We can unilaterally decide not to supply a country, Selsdon.

buxtehude

I mean, please, what does this rubbish mean?

"countries have a right to self-defence" - yes, countries do, but do murderous regimes?

"and we cannot expect smaller countries to manufacture every single piece of defence equipment themselves"

So small countries that murder their neighbours must be given help, in fairness?

UNBELIEVABLE

Mark Fulford

Buxtehude, if Tim would re-judge Darfur as a draw, I'd be very content to see this put as a clear DD win. Believe it or not, there are parts of Cameron's campaign that have worried me - and this answer ranks right up there.

Editor

Bux: I think it was "patently" that worried me in DD's response but may be I'm being too harsh on him...

Derek

I believe it is not the British government, but independent companies that sell arms. While I agree that it would be better if these regimes did not get them, the reality is that by unilaterally preventing British companies from doing business with them, we would merely be handing the business over to other less ethical nations. The result would be a big hole in our export trade and a massive blow to the British arms trade.

In the real world, we carry on and hope no one notices. This is not the answer of any poltician who wants your vote, but it is the true answer. It happens under every government.

Andrew

What about the US which armed Saddam?

Russia and France armed Saddam, not the US.

Peter

Sorry Tim but I meant all trade?

Andrew

It's a crazy position to take, anyway, Editor. Selling weapons to foreign despots is no different to giving them food aid, or selling them food, or selling them any other commodity. You're either in favour of sanctions against all corrupt and non-democratic regimes, or you aren't. Either way, innocent people will die.

Gareth

I'm afraid the US did arm Saddam Andrew.

He was a key recipient of US weapons during the Iran-Iraq war. One Donald Rumsfeld even visited Baghdad at the time to help things along.

Andrew

Gareth: In absolute terms, yes, the US sold Saddam some weapons. These sales were dwarfed by the amounts he was buying from Russia and France.

Mark Fulford

Andrew, are you truly saying that you can't see the between weapons, food and medicine?

Daniel Vince-Archer

Editor - notwithstanding the 'patently' part, David Davis still offered a straightforward 'yes' in the answer to the question. Compared to the noncommittal waffle offered by Cameron, I think your judgement on this one is a little harsh on David Davis. Again, as with the Darfur question and his attack on a Christian charity that works hard to alleviate suffering in Africa, Cameron's compassionate credentials apropos of foreign policy are found wanting.

wasp

DC also says we need a clear set of rules which is a positive contribution.

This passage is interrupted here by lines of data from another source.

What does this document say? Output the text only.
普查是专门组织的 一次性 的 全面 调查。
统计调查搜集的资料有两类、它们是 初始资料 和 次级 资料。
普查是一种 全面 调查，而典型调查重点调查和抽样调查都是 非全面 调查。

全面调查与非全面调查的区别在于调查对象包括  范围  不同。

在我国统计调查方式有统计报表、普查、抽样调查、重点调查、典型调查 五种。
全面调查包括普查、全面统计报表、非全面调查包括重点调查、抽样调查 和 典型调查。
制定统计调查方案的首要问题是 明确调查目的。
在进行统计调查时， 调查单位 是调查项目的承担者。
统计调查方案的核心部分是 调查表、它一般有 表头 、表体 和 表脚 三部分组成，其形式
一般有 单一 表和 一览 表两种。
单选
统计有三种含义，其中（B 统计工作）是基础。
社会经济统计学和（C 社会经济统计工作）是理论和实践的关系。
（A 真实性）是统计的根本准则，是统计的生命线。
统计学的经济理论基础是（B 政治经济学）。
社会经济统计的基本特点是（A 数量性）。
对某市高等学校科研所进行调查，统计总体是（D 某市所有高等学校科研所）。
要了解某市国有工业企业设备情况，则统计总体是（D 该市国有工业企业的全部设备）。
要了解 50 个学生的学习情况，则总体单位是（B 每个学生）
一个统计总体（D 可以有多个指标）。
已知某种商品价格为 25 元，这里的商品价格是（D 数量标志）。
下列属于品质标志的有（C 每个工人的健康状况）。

A more telling question would have been should we sell arms to despotic regimes that sit on huge oil reserves.

Andrew

Andrew, are you truly saying that you can't see the between weapons, food and medicine?

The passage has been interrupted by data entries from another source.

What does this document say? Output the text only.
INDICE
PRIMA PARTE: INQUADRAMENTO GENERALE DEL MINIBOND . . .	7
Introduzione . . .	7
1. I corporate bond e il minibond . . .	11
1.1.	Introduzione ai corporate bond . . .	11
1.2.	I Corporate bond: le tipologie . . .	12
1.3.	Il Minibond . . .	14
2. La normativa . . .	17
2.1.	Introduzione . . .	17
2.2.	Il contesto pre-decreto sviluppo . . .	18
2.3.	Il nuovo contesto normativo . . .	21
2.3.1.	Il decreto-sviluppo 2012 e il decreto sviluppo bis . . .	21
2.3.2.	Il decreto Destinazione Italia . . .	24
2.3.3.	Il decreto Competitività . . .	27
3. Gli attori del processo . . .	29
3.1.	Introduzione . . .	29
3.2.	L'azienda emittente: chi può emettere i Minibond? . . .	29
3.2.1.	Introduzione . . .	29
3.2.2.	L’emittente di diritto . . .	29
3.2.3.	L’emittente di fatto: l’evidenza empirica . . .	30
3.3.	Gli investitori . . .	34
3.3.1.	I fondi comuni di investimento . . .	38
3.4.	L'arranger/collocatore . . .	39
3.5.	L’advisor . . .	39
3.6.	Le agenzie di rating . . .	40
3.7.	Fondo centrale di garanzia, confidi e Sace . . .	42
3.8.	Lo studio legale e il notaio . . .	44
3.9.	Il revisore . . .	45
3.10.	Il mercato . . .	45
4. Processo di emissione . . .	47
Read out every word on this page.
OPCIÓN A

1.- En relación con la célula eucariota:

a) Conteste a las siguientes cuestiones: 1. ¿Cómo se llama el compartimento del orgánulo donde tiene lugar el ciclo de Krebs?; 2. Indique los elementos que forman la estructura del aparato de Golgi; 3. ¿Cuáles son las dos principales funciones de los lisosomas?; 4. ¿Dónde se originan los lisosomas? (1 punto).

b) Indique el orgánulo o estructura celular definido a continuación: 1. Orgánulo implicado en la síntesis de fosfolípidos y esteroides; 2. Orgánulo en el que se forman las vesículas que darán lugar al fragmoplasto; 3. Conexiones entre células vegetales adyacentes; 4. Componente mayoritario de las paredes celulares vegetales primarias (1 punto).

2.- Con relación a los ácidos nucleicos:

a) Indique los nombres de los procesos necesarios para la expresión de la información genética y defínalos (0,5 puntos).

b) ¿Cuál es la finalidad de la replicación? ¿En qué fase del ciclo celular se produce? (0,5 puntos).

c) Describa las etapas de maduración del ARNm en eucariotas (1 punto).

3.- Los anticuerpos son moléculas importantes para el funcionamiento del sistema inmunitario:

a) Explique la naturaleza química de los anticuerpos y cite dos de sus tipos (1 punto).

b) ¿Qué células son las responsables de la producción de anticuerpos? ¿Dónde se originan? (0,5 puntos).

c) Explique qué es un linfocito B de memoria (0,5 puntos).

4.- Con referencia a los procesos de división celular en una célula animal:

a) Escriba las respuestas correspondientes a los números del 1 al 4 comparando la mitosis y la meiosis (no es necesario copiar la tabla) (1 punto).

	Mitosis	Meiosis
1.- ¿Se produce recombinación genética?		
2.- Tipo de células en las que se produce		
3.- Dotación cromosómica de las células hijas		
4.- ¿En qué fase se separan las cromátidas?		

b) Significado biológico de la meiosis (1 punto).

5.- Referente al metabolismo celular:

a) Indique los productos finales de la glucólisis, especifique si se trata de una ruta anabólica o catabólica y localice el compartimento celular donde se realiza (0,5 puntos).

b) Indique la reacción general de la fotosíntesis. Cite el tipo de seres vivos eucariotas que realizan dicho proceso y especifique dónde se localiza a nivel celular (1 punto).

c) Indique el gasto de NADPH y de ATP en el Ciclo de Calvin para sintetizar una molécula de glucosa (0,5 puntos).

Anything that props up a corrupt regime is going to hurt innocent people. Like it or not, selling commodities to foreign despots legitimises them. Of course there is no substantive difference. Witholding food and medicine from people kills them just as surely as shooting bullets at them does.

Selsdon Man

The same Donald Rumsfeld who has been reported as personally approving extraordinary rendition - the transporting of terrorist suspects to undemocratic countries for torture to get round America's anti-torture legislation.

Selsdon Man

I agree that we can take unilateral decisions but I would prefer multilateral agreements. The problem with unilateral decisions is that it does not tackle the armed despot problem. All that happens is that our firms lose orders and income. That reduces investment in research and development and costs British jobs.

Andrew

Sorry, Mark, to clarify: If you don't believe that a foreign leader would ever use food or medicine (from aid or trade) as a political tool to control the populace, then yes, there is a clear difference between food, medicine and weapons. But I'm not that naive.